Kannst Du mir helfen, mein Problem, siehe #1 zu lösen?
@my_xy_projekt, vielen Dank für Deine Unterstützung.Als Dummys habe ich alle Lösungen versucht. Die einzige, die funktioniert ist die Antwort #23.Alle andere Versuche Ändern mit einem Fehler.
Vielen Dank
Danke für die Bestätigung.
Daran werde ich mich auch weiter orientieren.
Momentan hast Du alle Kontakte als Schliesser vorgesehen.
Sind in der Schaltung auch alles Schliesser?
Und ich glaub meinen Fehler gefunden zu haben. Die ersten beiden Schritte in der Kette sind unkritisch.
Beim Zähler im dritten Schritt bin ich noch am rätseln, wie ich das löse ohne zusätzliche Variabe.
Leider waren die Züge heute viel zu anstregend und nicht überall mit WLan ausgerüstet.
Aber das bekommen wir hin.
@my_xy_projekt, es ist unglaublich schön, etwas von Dir zu lesen. Nun hasst Du mich “erwischt”.
Ich hoffe, aber bin mir nicht sicher, ich werde meine Schaltung kontrollieren.
Es ist schon so “alt”.
Ich finde es sehr gut, das man die Bahn verwenden kann und damit Zeit bekommt, sich mit anderen Themen widmen kann. Auch, wenn man dann, auf externe Dienste (Taxi, usw) angewiesen ist.
Ich war, (wegen der Menge an Messgeräten und möglichen Ersatzteilen ) auf das Auto angewiesen. Und…das man so fahren muss, damit man an die Bahn NICHT angewiesen Ist. ;-)
Die Lösung meines “Problems”, suche ich seit vielen Jahren selbst zu lösen.
Bitte, kein “Stress”. Ich hoffe, das ich die Lösung noch erleben werde.
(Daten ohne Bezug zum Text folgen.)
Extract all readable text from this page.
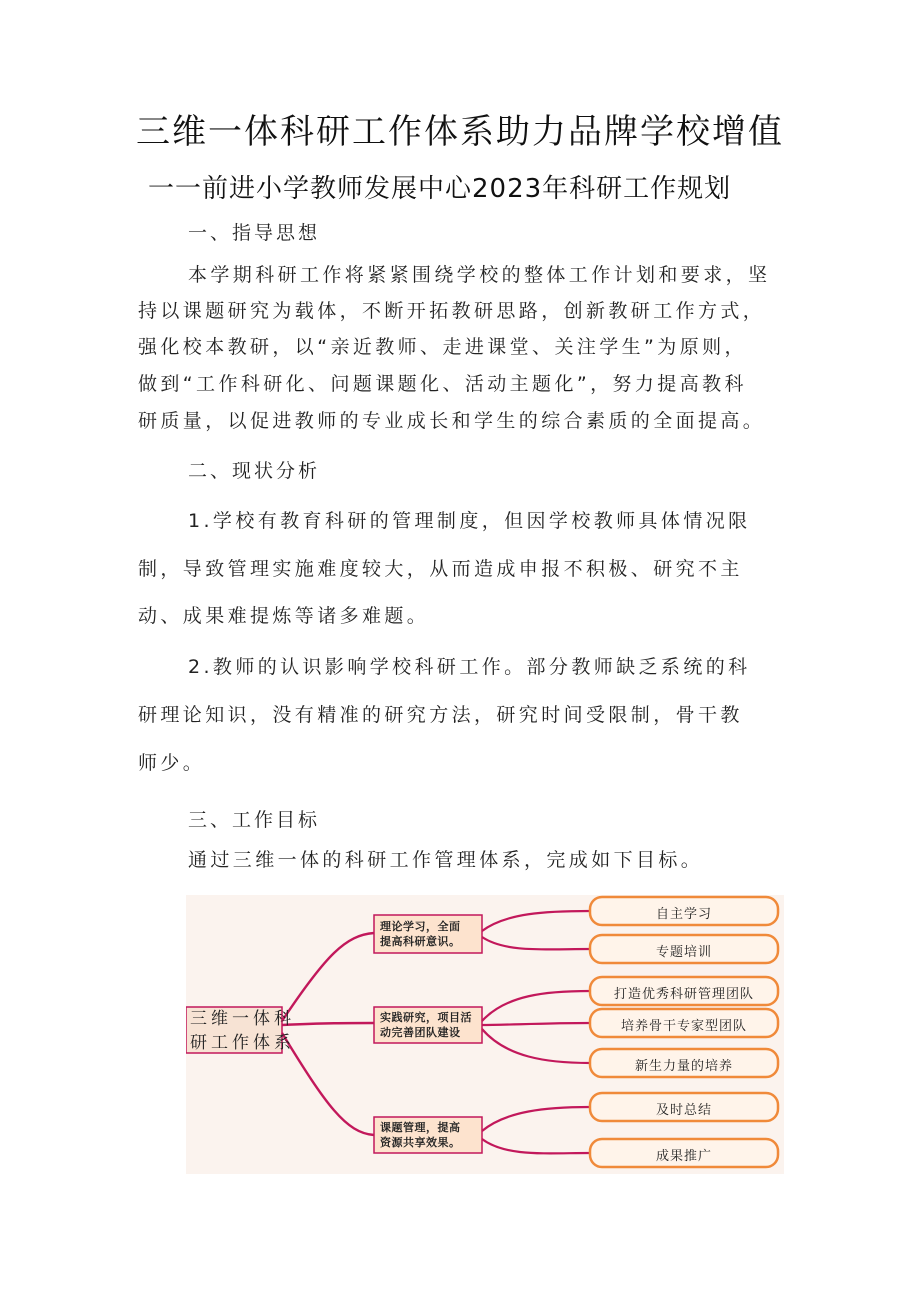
三维一体科研工作体系助力品牌学校增值
一一前进小学教师发展中心2023年科研工作规划
一、指导思想
本学期科研工作将紧紧围绕学校的整体工作计划和要求，坚
持以课题研究为载体，不断开拓教研思路，创新教研工作方式，
强化校本教研，以“亲近教师、走进课堂、关注学生”为原则，
做到“工作科研化、问题课题化、活动主题化”，努力提高教科
研质量，以促进教师的专业成长和学生的综合素质的全面提高。
二、现状分析
1.学校有教育科研的管理制度，但因学校教师具体情况限
制，导致管理实施难度较大，从而造成申报不积极、研究不主
动、成果难提炼等诸多难题。
2.教师的认识影响学校科研工作。部分教师缺乏系统的科
研理论知识，没有精准的研究方法，研究时间受限制，骨干教
师少。
三、工作目标
通过三维一体的科研工作管理体系，完成如下目标。
三维一体科
研工作体系
理论学习，全面
提高科研意识。
实践研究，项目活
动完善团队建设
课题管理，提高
资源共享效果。
自主学习
专题培训
打造优秀科研管理团队
培养骨干专家型团队
新生力量的培养
及时总结
成果推广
Einen einfachen Zähler zu programmieren wäre mir möglich, aber Deine Schaltung und Matrix habe ich leider nicht verstanden. Aber wenn @my_xy_projekt eine Idee hat, bist Du bei ihm in guten Händen.
@agmue , danke sehr für Deine Antwort. Es tut mir leid, das Du die Aufgabe nicht verstehst.
Ein Drehgeber besteht aus eine Lochscheibe mit z.B. 100 Löchern und zusätzlich einem Loch auf eine andere Position. Die Löcher werden mit Gabellichtschranken abgetastet. Damit kann man (durch die Frequenz) die Maschinen Geschwindigkeit, mit dem Zählen der Löcher den Weg und mit dem Invertiertem Ausgang die Drehrichtung feststellen.
Je nach Bedarf haben optisch gleiche Drehgeber unterschiedlich viele Löcher je Umdrehung.
Die Aufgabe ist, festzustellen, wie viele Löcher der jeweilige Drehgeber hat.
Der Zähler muss mit der positiven Flanke des einer Taktes beginnen zu zählen
und mit der nächsten positiven Flanke stoppen.
Mit diesem Wissen soll die Schaltung lesbar sein. Hoffe ich… ;-)
PS Die Folgematrix beschreibt, (unabhängig von der zu verwendeten Hardware) der Weg,
damit man die Aufgabe lösen kann.
Sie hat der Vorteil, das sie auf kleinen Platz, der Lösungsweg beschreibt.